つまり、「食塩摂取量はさらに減らすべきもの。」という点では、2020年版の食事摂取基準においても全く変わっていないと言えます。5年後の改正では、さらに低い目標量が設定されることになるでしょう。
各地で6月頃から始まる給食指導監査は、食事摂取基準2020年版の内容を考慮して実施されます。
今回は、給食指導監査について記載します。
■指導監査の目的
給食指導監査は、子どもの健康維持・増進のために、保育園で提供している給食を監査し、必要な場合は、指導を行い改善を求めるものです。
具体的には、「子どもの食に関連した法令・指針」と「実際に提供した給食内容」を保育園が提出した書類を基に照らし合わせて評価します。

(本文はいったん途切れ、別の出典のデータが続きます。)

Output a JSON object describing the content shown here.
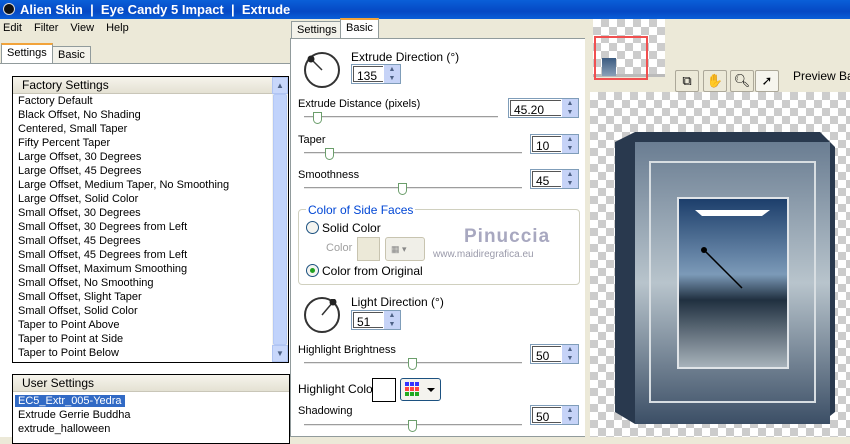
{
  "window": {
    "title": "Alien Skin  |  Eye Candy 5 Impact  |  Extrude"
  },
  "menu": [
    "Edit",
    "Filter",
    "View",
    "Help"
  ],
  "left_tabs": [
    "Settings",
    "Basic"
  ],
  "factory": {
    "header": "Factory Settings",
    "items": [
      "Factory Default",
      "Black Offset, No Shading",
      "Centered, Small Taper",
      "Fifty Percent Taper",
      "Large Offset, 30 Degrees",
      "Large Offset, 45 Degrees",
      "Large Offset, Medium Taper, No Smoothing",
      "Large Offset, Solid Color",
      "Small Offset, 30 Degrees",
      "Small Offset, 30 Degrees from Left",
      "Small Offset, 45 Degrees",
      "Small Offset, 45 Degrees from Left",
      "Small Offset, Maximum Smoothing",
      "Small Offset, No Smoothing",
      "Small Offset, Slight Taper",
      "Small Offset, Solid Color",
      "Taper to Point Above",
      "Taper to Point at Side",
      "Taper to Point Below"
    ]
  },
  "user": {
    "header": "User Settings",
    "items": [
      "EC5_Extr_005-Yedra",
      "Extrude Gerrie Buddha",
      "extrude_halloween"
    ],
    "selected": 0
  },
  "mid_tabs": [
    "Settings",
    "Basic"
  ],
  "basic": {
    "extrude_direction": {
      "label": "Extrude Direction (°)",
      "value": "135"
    },
    "extrude_distance": {
      "label": "Extrude Distance (pixels)",
      "value": "45.20",
      "pct": 5
    },
    "taper": {
      "label": "Taper",
      "value": "10",
      "pct": 10
    },
    "smoothness": {
      "label": "Smoothness",
      "value": "45",
      "pct": 45
    },
    "side_faces": {
      "label": "Color of Side Faces",
      "solid": "Solid Color",
      "color_label": "Color",
      "original": "Color from Original",
      "selected": "original",
      "swatch": "#ece9d8"
    },
    "light_direction": {
      "label": "Light Direction (°)",
      "value": "51"
    },
    "highlight_brightness": {
      "label": "Highlight Brightness",
      "value": "50",
      "pct": 50
    },
    "highlight_color": {
      "label": "Highlight Color",
      "swatch": "#ffffff"
    },
    "shadowing": {
      "label": "Shadowing",
      "value": "50",
      "pct": 50
    }
  },
  "watermark": {
    "name": "Pinuccia",
    "url": "www.maidiregrafica.eu"
  },
  "preview": {
    "label": "Preview Bac",
    "tools": [
      "preview-toggle",
      "hand",
      "zoom",
      "pointer"
    ]
  }
}
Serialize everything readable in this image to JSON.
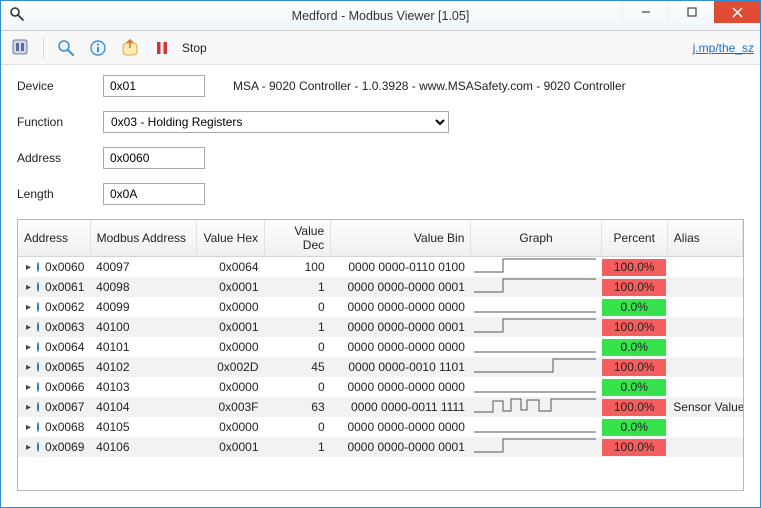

監査と言うと「とにかく指摘されないようにしなくては!」と思いがちですが、、、、
実際には、子どもたちの健康増進のために、現時点で不十分な点を教えてもらえる貴重な機会です。
■監査の内容
保育園給食で不可欠な要素は、
・安全の確保 ←アレルギー対応を含む
・必要な栄養量を提供できる給食
ですが、保育園の給食では、職員間の知識の差もあり、毎日の給食で上記の2つが優先されていないことがあります。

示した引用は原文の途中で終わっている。